Can you work with Big Data in Excel?  From the barrage of recent news, white papers, and sales calls about Big Data, you would think not.  A common theme is that “spreadsheets can’t handle Big Data and advanced analytics,” and that companies need to “move up” to new tools, that the vendors with the white papers offer -- implicitly, the benefits outweigh the expense and steep learning curve.  But in this blog post, we'll show that you can work with Big Data in Excel (with help from our Apache Spark link), without a lot of expense or a steep learning curve.

To do this, we'll study the same airline Big Data dataset used by HortonWorks, one of the best-known Big Data firms, in an excellent series of tutorial blog posts published about seven months ago.  We'll answer the same kinds of questions, and build a similar predictive model to the one built by HortonWorks data scientists.  But we'll do all of this "point and click", without any programming, in desktop Excel with XLMiner Platform, our powerful Excel add-in -- and one other tool, Microsoft's free Power Map add-in, to produce the image below.

Flight delay times by airport, visualized with Power Map for Excel

20+ Years of Airline Data

The public dataset used in this example consists of flight arrival and departure information for all commercial flights within the USA dating from October 1987 to April 2008, obtained from the Research and Innovative Technology Administration (RITA) which coordinates the U.S. Department of Transportation research programs.  For supplemental data including the location of each airport, plane type, and meteorological data pertaining to each flight, click here.  The data was obtained from 29 commercial airlines and 3,376 airports, and consists of nearly 120 million records (12 GB storage uncompressed), including 3.2 million cancelled flights and 25 million flights at least 15 minutes late.  The US airline industry generates about $157 billion in annual revenue, so it’s no wonder that both travelers and airlines incur great costs when nearly 20% of  flights are delayed or cancelled.

Goals of This Tutorial

We won’t aim to replicate each step of the case study presented by Hortonworks, nor will we aim to show all the advanced machine learning methods available in XLMiner.
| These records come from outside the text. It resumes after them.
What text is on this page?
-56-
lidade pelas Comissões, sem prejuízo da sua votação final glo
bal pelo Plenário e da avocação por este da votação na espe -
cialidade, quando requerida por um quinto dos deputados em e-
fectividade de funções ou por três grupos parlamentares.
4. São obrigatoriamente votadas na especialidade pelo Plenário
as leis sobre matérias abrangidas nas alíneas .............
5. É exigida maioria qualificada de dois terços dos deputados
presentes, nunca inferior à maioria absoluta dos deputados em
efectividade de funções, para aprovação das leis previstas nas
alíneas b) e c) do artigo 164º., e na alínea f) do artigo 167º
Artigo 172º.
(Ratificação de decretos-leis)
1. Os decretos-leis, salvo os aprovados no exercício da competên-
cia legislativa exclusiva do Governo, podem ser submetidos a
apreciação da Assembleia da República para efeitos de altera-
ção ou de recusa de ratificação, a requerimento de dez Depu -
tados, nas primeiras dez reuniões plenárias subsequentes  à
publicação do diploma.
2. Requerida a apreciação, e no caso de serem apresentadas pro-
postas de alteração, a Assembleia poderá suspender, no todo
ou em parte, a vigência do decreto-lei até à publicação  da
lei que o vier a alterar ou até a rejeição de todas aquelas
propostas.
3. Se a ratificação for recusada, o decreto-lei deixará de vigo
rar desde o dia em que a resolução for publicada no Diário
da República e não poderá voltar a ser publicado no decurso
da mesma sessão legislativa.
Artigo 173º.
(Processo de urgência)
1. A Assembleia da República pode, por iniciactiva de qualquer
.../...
Instead, we'll show how quickly a business analyst with Excel and XLMiner can get essentially the same results as a team of data scientists and programmers equipped with the full set of Big Data tools, programming languages and statistical packages (Hadoop, Pig, Python, Pandas, NumPy, MatPlotLib and SciKit-Learn) -- in a matter of minutes, not hours or days.  We'll walk through these steps:

  1. Drawing a representative data sample from an Apache Spark Big Data cluster into Excel
  2. Summarizing and visualizing the airline data for immediate insights about flight delays
  3. Preprocessing raw data to exclude cancelled and diverted flights
  4. Building a Logistic Regression model for predicting flight delays
  5. Using Feature Selection to identify the important flight attributes for predicting delays
  6. Exploring the effects of eliminating redundant features from the model

Parts of this example are covered in our XLMiner Online Help. You can follow the case study on your own PC if you have Analytic Solver Platform or XLMiner V2015-R2 or later -- if you're registered and logged in on Solver.com, you can download a free trial here. Faculty members teaching MBA students with our software are invited to contact us about access to Frontline's Apache Spark Big Data cluster on Amazon Web Services, where this and other example datasets are pre-loaded.

One take-away from this blog post is that a statistically representative sample can be "just as good" as the full dataset for many kinds of analysis.  This is hardly a new idea -- statisticians and practitioners have applied sampling methods to great effect for many years -- but it seems to have been lost in the hype over Big Data.